Dissenting Opinion by
Mb. Justice Robeets :The majority holds that the trial court erred when it permitted the condemnee and his expert to testify as to the cost of improving the condemned land. I cannot agree. It is quite clear that this testimony was given to indicate why the property had the value the condemnee claimed, and is therefore admissible. See Eminent Domain Code §§704, 705(1). This testimony was not given as a separate item of damages, as the majority asserts, but rather was linked—even in the trial judge’s charge—with the purchase price of the land. Thus it is my view that the cost of site improvement, just as the purchase price of the property, was properly admitted to show the fair market value of the land, and how the condemnee and his expert arrived at this valuation.

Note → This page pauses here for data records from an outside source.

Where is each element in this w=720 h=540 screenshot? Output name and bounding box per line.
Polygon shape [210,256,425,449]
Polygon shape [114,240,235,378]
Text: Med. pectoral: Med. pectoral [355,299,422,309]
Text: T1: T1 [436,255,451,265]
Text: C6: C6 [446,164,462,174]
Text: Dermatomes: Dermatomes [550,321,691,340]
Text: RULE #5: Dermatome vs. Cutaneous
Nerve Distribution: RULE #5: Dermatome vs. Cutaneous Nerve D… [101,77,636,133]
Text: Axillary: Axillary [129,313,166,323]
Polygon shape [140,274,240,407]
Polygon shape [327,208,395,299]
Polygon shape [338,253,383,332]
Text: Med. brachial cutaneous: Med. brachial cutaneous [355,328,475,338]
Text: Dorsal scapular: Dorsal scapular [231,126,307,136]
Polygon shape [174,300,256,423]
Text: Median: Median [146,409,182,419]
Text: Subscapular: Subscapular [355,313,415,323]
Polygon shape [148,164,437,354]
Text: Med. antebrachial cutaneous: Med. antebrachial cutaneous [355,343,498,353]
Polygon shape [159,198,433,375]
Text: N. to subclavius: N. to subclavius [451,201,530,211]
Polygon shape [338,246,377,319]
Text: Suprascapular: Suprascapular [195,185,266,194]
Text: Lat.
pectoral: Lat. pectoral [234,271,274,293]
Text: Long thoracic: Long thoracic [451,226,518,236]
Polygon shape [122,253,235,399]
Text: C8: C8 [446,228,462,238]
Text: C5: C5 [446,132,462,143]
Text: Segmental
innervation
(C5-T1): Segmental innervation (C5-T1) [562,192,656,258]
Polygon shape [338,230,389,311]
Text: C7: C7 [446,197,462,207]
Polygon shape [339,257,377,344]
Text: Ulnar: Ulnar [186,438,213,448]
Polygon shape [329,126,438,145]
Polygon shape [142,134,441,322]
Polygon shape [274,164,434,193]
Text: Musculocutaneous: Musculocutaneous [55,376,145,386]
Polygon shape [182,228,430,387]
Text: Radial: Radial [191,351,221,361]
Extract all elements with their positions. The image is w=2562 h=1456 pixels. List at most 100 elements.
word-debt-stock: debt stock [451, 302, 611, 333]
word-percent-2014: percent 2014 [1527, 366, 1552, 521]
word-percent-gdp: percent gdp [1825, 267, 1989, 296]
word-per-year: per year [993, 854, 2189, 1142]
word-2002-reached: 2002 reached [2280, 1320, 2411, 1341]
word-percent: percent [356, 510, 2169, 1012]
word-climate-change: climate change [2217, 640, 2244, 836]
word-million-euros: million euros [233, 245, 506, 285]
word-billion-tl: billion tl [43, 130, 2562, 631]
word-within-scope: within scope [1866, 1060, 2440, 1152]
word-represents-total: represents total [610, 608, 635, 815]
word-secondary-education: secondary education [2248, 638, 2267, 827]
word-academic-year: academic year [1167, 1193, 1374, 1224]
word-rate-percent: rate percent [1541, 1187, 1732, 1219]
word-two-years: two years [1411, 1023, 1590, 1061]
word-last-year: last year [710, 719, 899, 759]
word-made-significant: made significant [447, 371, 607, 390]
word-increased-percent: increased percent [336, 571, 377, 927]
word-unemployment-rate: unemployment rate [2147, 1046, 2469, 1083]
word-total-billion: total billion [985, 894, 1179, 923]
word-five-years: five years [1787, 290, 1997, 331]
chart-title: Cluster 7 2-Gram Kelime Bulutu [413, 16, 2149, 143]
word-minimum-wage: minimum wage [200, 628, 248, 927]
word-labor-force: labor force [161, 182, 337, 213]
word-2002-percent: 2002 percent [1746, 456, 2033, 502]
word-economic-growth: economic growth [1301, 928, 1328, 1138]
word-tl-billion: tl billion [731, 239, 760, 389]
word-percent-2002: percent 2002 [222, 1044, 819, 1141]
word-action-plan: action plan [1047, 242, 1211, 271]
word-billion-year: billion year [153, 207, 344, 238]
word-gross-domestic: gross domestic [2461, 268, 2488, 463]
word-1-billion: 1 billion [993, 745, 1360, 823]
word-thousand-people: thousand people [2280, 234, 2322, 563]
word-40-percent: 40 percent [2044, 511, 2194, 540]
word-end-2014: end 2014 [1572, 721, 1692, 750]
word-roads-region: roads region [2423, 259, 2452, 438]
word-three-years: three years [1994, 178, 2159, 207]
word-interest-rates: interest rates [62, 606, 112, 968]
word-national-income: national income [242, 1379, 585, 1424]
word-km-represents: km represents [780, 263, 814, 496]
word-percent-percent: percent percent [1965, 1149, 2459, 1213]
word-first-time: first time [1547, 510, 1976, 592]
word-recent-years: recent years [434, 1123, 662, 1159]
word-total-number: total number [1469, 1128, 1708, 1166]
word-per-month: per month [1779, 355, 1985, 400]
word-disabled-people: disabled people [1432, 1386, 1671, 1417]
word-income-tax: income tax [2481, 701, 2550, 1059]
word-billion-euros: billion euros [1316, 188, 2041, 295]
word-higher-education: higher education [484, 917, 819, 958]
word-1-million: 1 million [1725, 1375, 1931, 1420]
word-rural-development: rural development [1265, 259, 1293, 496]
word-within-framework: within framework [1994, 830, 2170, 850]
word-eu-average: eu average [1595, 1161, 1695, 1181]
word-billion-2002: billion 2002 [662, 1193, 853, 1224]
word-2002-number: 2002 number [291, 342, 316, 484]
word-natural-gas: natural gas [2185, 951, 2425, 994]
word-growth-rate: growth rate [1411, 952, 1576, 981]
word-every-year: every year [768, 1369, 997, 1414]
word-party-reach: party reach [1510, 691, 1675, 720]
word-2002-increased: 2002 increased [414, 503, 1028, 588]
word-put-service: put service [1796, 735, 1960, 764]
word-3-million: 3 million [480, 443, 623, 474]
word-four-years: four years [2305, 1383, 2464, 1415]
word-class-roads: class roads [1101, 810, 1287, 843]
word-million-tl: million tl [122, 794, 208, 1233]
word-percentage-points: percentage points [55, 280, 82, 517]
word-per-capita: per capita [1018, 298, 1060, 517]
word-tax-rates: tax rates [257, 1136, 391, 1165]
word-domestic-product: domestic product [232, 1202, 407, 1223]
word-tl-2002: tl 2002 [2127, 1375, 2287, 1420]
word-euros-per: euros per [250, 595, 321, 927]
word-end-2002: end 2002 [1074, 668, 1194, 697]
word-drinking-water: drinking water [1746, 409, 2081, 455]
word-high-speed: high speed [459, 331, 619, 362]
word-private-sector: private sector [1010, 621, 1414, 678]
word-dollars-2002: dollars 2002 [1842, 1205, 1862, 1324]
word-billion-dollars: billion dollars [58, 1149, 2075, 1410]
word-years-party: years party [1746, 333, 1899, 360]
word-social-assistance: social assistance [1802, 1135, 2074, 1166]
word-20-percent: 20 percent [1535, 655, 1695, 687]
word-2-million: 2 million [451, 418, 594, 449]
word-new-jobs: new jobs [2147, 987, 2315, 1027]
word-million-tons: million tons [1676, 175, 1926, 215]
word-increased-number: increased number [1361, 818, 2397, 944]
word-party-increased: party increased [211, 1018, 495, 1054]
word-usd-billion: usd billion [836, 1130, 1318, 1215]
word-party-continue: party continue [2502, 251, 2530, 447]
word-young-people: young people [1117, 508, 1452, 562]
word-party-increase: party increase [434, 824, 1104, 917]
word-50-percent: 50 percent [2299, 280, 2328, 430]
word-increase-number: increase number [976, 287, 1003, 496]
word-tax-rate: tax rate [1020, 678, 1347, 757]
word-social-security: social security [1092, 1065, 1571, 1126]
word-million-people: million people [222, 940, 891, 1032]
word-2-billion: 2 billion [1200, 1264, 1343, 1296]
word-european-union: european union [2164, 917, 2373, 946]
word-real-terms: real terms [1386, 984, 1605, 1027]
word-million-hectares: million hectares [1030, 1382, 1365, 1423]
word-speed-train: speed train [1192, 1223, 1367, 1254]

*241Nor can I agree with the majority that it was error to admit into evidence the price paid by the Commonwealth for a nearby property. I am not persuaded that we should exclude such testimony simply because when the condemnor and condemnee agree on a price, they may be “settling a potential lawsuit.” Community Housing Services, Inc. v. Pittsburgh Urban Redevelopment Authority, 435 Pa. 344, 350, 253 A. 2d 260, 262 (1969) (Pomeroy, J., concurring). There are many “extraneous” factors which can motivate any buyer and seller when they agree upon a price, and yet these private agreements are admissible. See Eminent Domain Code §705(2) (i). I see no reason to single out the condemnation situation for special treatment, unless, of course, it is the condemnor seeking to introduce such testimony. In that case the testimony is properly excluded, “otherwise the condemning authority could then in effect use one of its own enforced low sales prices to drive down the price in all comparable condemnations.” Community Housing Services, 435 Pa. at 352, 253 A. 2d at 263 (Roberts, J., dissenting).
According, I dissent and would affirm the judgment of the trial court.
Mr. Chief Justice Bell joins in this dissenting opinion.